11.08.2006 11:49 |

Vertrauensindex

Van der Bellen am vertrauenswürdigsten

Nach dem deutlichen Vertrauensverlust im Juni als Folge der BAWAG/ÖGB-Krise haben sich im August die Werte für alle Politiker wieder verbessert. Das zeigt der aktuelle APA/OGM-Vertrauensindex für Bundespolitiker.

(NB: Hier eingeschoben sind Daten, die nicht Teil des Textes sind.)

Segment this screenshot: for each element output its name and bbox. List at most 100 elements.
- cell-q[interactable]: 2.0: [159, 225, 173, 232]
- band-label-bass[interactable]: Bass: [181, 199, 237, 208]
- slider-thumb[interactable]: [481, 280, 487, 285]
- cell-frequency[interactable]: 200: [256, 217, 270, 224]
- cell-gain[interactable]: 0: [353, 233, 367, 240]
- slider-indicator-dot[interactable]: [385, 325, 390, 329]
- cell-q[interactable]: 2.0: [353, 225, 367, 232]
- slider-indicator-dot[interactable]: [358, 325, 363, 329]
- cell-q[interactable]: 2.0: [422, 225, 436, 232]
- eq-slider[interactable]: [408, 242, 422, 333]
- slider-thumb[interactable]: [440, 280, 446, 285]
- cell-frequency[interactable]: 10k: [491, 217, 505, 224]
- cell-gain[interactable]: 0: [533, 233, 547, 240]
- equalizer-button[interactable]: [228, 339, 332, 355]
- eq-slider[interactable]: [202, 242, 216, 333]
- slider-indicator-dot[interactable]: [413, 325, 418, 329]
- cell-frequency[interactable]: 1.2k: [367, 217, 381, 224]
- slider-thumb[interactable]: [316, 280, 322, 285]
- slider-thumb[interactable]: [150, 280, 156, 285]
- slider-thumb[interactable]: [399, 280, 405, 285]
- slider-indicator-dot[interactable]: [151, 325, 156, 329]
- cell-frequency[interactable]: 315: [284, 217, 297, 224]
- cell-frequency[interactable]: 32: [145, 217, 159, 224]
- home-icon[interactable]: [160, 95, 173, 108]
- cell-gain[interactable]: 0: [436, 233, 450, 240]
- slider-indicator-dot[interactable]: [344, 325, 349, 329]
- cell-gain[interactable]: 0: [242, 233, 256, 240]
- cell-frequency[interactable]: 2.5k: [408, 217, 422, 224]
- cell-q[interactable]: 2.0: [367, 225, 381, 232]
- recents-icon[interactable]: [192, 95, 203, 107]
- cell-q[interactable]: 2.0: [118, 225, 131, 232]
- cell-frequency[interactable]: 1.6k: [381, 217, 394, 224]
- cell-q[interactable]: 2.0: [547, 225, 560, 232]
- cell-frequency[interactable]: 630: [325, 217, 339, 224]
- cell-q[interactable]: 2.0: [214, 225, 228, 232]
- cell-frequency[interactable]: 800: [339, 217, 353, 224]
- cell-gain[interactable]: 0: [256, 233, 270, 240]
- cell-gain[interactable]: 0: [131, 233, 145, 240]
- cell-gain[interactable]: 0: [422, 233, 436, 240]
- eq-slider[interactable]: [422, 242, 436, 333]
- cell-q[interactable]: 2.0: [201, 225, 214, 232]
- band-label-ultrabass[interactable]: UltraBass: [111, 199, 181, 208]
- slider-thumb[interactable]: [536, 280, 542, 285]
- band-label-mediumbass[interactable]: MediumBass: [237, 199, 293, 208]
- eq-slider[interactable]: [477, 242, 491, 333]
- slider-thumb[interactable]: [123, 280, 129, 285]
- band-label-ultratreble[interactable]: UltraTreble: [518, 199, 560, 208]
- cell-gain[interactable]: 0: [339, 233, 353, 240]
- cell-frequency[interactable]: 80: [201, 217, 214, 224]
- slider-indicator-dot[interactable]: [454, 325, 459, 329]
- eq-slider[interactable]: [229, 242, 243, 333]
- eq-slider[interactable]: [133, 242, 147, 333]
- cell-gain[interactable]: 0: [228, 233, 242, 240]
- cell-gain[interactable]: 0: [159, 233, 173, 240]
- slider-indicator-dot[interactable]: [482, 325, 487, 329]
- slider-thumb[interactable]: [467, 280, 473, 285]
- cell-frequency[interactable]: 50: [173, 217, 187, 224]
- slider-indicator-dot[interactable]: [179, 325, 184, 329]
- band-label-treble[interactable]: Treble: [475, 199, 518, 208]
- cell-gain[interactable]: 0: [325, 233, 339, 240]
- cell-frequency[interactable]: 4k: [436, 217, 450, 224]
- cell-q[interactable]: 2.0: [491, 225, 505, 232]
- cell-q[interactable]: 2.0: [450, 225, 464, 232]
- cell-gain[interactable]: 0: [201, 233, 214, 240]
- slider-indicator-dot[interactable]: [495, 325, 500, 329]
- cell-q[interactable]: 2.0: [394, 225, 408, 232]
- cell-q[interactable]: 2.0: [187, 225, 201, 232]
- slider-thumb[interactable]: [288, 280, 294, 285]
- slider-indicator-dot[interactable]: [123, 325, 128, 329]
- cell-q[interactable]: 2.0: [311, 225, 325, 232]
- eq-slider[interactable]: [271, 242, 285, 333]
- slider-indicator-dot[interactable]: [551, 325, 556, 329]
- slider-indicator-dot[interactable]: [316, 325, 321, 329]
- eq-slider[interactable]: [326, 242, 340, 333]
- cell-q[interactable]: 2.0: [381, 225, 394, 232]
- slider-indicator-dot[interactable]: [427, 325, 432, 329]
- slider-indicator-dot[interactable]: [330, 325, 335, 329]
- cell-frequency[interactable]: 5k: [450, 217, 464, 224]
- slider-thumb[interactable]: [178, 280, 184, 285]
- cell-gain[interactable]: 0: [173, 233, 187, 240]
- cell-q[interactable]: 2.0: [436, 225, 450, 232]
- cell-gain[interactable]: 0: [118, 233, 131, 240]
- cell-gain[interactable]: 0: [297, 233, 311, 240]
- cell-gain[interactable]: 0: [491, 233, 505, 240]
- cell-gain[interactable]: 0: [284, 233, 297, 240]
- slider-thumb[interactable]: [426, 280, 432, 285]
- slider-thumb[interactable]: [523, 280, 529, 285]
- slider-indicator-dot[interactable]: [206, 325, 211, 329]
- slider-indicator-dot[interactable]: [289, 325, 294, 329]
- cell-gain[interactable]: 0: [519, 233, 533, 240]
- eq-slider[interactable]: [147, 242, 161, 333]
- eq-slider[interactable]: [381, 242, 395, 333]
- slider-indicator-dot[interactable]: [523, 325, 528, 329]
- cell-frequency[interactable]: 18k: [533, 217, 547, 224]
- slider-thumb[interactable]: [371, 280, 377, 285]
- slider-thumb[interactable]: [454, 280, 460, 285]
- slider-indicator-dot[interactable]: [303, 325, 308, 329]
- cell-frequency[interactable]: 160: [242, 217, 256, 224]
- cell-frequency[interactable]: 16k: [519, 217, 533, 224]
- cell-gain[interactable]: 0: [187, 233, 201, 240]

Interessant ist, dass sieben Wochen vor der Nationalratswahl der beginnende Wahlkampf bei den Vertrauenswerten "noch keine deutlichen Auswirkungen zeigt", so OGM-Experte Peter Hajek.

"Vertrauen Sie xy oder vertrauen sie xy nicht oder kennen Sie xy nicht", lautete die Frage von OGM in 500 Telefoninterviews. Aus den beiden Werten wird dann der Saldo gebildet, der für das Ranking herangezogen wird.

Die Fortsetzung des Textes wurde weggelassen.